エルフの里でミズノちゃんは、勇者さんの剣で胸を貫かれ、大怪我を負いました。
ミズノちゃんは魔法が得意なので、あの時すぐに自分自身で傷を塞いではいたのですけど。
その直後の幹部会議を療養のため欠席したって聞いてますし、怪我の具合が心配です。
「平気だよ。傷跡一つ残ってないもの」
胸を軽くさすりながら、私の問いに答えてくれました。
ただ心なしか、この話題になった途端、表情が少し暗くなったような……?
「良かった。心配してたんですよ」
「ええ……」
そう言った後にミズノちゃんは、急に顔を下に向けました。
「ど、どうしたんですかミズノちゃん。やっぱり怪我の痛みが残っているのでしょうか。それともお腹が痛い?」
私が慌てると、ミズノちゃんは、
「ミィお姉ちゃん……えっと、その、この前は……ごめんね」
と、消え入りそうな声で言いました。
あの堂々としていたミズノちゃんらしからぬ台詞に、私はしばらくキョトンとしちゃいましたが、はっと気付いて返事をします。

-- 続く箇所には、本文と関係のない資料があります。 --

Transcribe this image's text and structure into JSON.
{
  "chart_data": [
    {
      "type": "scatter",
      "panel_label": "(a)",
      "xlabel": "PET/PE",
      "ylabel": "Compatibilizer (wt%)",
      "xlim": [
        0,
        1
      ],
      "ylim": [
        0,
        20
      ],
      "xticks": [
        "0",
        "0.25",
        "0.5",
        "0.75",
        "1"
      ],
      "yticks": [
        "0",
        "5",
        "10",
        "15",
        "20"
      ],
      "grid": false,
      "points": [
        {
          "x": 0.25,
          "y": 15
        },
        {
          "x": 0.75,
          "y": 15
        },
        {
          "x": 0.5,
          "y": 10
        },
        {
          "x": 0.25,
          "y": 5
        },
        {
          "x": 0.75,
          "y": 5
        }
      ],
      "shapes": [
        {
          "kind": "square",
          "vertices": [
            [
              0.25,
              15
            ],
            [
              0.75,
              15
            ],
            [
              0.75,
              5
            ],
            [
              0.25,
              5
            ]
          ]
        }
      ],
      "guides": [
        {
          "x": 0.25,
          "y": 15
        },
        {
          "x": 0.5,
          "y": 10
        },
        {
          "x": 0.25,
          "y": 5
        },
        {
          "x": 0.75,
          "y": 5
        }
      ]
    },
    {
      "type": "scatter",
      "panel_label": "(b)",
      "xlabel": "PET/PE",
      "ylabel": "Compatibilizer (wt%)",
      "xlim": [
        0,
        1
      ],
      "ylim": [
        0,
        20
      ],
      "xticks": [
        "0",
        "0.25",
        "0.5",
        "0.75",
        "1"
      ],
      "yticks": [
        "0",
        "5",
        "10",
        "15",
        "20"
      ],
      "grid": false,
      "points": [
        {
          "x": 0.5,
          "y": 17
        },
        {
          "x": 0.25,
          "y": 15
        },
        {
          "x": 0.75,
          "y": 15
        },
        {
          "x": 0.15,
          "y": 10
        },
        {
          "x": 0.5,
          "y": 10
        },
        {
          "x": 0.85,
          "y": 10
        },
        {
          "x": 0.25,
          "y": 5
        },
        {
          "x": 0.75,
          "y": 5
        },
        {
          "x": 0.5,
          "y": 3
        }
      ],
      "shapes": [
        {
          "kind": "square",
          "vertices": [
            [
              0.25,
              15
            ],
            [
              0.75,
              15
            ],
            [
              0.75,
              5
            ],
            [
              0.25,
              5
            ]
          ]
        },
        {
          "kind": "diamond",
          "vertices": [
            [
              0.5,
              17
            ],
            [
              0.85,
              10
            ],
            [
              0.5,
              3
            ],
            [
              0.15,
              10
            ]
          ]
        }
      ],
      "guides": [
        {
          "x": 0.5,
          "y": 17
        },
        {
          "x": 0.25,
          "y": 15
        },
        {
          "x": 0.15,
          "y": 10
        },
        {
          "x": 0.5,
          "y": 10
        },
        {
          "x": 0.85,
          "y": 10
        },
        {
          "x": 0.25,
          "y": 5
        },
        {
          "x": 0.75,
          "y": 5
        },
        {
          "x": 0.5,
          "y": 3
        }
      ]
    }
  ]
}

「そんな別に……私もあの時はミズノちゃんを攻撃しちゃったし、こちらこそごめんなさいです。はい」
「許してくれるの?」
「と、当然ですよ! 許すも何も」
ミズノちゃんは、上目遣いで私の顔を見ています。
いつもの笑顔とは違い、はにかんだような微笑みです。
「あのね、ミィお姉ちゃん。その、出来ればまた、私とお友だ」
「おおっ、お二人さん来るの早いね。さすが若いだけあって気合い入ってるう」
ミズノちゃんのお話を途中で遮り、開放されたままだった扉から博士さんが現れました。
腕にいくつかの機械を抱えています。
その内の一つには見覚えが……あれは確か、偏頭痛を引き起こす迷惑な光線銃です。
「あ、おはようございます博士さん」
「……おはよう、おじ様」
私とミズノちゃんが挨拶をすると、博士さんはこちらを見ることなく「へーいおはよう」と軽く返事をします。
そして、腕に抱えている複数の機械を机の上にそっと置き、その後にやっと私達の方へ振り向きました。
「いやあ、遂にミィちゃんも四天王だね。おめでとう」
「あ、ありがとうございます」
「うんうん。オジサンのめんどくさい仕事を、ミィちゃんがそのままそっくり引き取ってくれるよう期待してるからね。特にテレビ関係」
「えっ、絶対嫌です……」
博士さんは笑いながら座りました。
冗談なのか本気なのか分からないおじさんです。
「ところでミズノちゃん、さっき何て言おうとしたんですか?」
私が聞くと、ミズノちゃんは何故か拗ねたような顔で博士さんを軽く睨みつけました。
博士さんはその視線に気付かず、机の上の機械類を何やらいじっています。
「良いの。また後でお話するね」
ミズノちゃんは再び私の方を向き、笑顔で言いました。
一緒にカフェでお菓子を食べた時と同じ。
上品で可愛らしい、優雅な笑顔です。